As the sensation of disgust primarily arises in connection with the act of eating or tasting, it is natural that its expression should consist chiefly in movements round the mouth. But as disgust also causes annoyance, it is generally accompanied by a frown, and often by gestures as if to push away or to guard oneself against the offensive object. In the two photographs (figs. 2 and 3, on Plate V.) Mr. Rejlander has simulated this expression with some success. With respect to the face, moderate disgust is exhibited in various ways; by the mouth being widely opened, as if to let an offensive morsel drop out; by spitting; by blowing out of the protruded lips; or by a sound as of clearing the throat. Such guttural sounds are written _ach_ or _ugh_; and their utterance is sometimes accompanied by a shudder, the arms being pressed close to the sides and the shoulders raised in the same manner as when horror is experienced.[7] Extreme disgust is expressed by movements round the month identical with those preparatory to the act of vomiting. The mouth is opened widely, with the upper lip strongly retracted, which wrinkles the sides of the nose, and with the lower lip protruded and everted as much as possible. This latter movement requires the contraction of the muscles which draw downwards the corners of the mouth.[8]

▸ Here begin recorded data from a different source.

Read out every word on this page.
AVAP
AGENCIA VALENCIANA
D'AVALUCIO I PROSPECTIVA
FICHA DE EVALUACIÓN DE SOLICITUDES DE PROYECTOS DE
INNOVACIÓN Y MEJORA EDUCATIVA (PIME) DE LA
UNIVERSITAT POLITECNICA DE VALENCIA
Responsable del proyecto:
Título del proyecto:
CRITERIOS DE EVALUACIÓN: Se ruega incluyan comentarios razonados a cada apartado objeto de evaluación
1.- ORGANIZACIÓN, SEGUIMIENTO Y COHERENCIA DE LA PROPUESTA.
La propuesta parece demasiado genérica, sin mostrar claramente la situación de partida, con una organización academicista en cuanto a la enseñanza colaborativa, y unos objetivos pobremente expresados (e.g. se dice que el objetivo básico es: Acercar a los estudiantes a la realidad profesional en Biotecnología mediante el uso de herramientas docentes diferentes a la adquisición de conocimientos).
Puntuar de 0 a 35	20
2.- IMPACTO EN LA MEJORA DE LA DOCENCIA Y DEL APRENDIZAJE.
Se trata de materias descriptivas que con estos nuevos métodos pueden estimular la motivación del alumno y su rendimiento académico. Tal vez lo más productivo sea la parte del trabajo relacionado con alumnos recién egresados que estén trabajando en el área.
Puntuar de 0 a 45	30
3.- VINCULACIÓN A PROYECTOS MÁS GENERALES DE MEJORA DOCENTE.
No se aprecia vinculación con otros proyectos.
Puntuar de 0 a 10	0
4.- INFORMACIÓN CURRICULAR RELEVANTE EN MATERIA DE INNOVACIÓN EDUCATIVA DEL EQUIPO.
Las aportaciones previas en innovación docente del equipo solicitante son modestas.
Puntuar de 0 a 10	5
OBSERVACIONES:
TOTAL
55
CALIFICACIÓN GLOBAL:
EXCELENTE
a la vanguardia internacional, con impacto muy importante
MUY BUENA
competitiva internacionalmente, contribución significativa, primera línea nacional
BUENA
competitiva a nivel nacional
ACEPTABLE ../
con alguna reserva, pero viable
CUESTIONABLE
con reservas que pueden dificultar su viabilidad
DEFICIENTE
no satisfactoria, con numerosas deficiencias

[7] See, to this effect, Mr. Hensleigh Wedgwood's Introduction to the `Dictionary of English Etymology,' 2nd edit. 1872, p. xxxvii.

It is remarkable how readily and instantly retching or actual vomiting is induced in some persons by the mere idea of having partaken of any unusual food, as of an animal which is not commonly eaten; although there is nothing in such food to cause the stomach to reject it. When vomiting results, as a reflex action, from some real cause-- as from too rich food, or tainted meat, or from an emetic--it does not ensue immediately, but generally after a considerable interval of time. Therefore, to account for retching or vomiting being so quickly and easily excited by a mere idea, the suspicion arises that our progenitors must formerly have had the power (like that possessed by ruminants and some other animals) of voluntarily rejecting food which disagreed with them, or which they thought would disagree with them; and now, though this power has been lost, as far as the will is concerned, it is called into involuntary action, through the force of a formerly well-established habit, whenever the mind revolts at the idea of having partaken of any kind of food, or at anything disgusting. This suspicion receives support from the fact, of which I am assured by Mr. Sutton, that the monkeys in the Zoological Gardens often vomit whilst in perfect health, which looks as if the act were voluntary. We can see that as man is able to communicate by language to his children and others, the knowledge of the kinds of food to be avoided, he would have little occasion to use the faculty of voluntary rejection; so that this power would tend to be lost through disuse.

[8] Duchenne believes that in the eversion of the lower lip, the corners are drawn downwards by the _depressores anguli oris_. Henle (Handbuch d. Anat. des Menschen, 1858, B. i. s.